Comparison of experimental data and three-dimensional simulations of ion beam neutralization from the Neutralized Transport Experiment

The Neutralized Transport Experiment at Lawrence Berkeley National Laboratory has been designed to study the final focus and neutralization of high perveance ion beams [E. Henestroza, S. Eylon, P. Roy, S. Yu, A. Anders, F. Bieniosek, W. Greenway, B. Logan, R. MacGill, D. Shuman, Phys. Rev. ST-Accel. Beams 7, 083501 (2004)]. Preformed plasmas in the last meter before the target of the scaled experiment provide a source of electrons which neutralize the ion current and prevent the space-charge-induced spreading of the beam spot.
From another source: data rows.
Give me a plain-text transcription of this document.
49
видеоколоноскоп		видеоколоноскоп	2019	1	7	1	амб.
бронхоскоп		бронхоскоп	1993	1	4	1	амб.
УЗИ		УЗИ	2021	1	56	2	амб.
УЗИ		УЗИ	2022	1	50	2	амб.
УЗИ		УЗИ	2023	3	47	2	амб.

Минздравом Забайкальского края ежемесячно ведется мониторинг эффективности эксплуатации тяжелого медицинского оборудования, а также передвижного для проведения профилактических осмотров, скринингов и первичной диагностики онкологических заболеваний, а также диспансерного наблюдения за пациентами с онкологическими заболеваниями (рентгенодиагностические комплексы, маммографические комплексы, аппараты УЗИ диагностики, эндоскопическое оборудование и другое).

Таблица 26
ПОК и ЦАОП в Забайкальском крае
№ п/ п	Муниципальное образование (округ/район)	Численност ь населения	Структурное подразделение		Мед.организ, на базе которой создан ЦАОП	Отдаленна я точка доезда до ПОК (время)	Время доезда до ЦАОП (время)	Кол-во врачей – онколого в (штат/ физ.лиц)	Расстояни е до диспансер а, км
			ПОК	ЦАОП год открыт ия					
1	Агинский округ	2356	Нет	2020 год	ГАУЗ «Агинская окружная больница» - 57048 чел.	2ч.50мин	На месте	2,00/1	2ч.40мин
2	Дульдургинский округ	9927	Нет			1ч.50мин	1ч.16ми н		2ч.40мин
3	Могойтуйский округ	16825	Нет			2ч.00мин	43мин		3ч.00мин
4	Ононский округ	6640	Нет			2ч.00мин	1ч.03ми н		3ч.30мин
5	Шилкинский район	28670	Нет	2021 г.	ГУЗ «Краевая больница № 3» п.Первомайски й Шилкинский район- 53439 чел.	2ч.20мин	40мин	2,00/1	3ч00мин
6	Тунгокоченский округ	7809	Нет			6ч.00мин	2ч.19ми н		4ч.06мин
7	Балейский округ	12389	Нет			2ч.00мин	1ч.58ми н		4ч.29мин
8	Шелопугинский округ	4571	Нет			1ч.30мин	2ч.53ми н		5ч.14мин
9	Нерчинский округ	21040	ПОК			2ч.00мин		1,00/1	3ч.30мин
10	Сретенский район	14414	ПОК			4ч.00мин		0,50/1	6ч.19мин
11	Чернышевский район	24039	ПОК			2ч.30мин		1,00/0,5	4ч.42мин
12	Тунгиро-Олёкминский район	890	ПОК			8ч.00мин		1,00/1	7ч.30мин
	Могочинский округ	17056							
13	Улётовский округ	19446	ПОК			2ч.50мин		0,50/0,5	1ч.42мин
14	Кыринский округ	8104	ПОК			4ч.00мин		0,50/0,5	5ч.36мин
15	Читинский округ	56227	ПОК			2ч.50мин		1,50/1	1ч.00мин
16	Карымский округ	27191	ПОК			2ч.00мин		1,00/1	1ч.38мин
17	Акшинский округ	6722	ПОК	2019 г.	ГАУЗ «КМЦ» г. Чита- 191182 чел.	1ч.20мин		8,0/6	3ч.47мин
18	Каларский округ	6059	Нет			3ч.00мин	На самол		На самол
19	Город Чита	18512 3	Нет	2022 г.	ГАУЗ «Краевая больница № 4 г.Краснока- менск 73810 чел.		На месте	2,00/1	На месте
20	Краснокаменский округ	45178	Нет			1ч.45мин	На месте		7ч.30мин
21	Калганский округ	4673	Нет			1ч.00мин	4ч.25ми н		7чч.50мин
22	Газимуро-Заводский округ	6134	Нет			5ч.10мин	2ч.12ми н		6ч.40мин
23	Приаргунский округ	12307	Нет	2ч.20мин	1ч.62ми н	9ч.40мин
Neutralized Transport Experiment physics issues are discussed and experimental data are analyzed and compared with three-dimensional (3D) particle-in-cell simulations. Along with detailed target images, 4D phase-space data at the entrance of the neutralization region have been acquired. These data are used to provide a more accurate beam distribution with which to initialize the simulation. Previous treatments have used various idealized beam distributions which lack the detailed features of the experimental ion beam images. Simulation results are compared with experimental measurements for K+ ion beams (~250 keV) with dimensionless perveance of (1-7) × 10-4. In both simulation and experiment, the deduced beam charge neutralization is encouraging for heavy ion fusion and high energy density physics applications.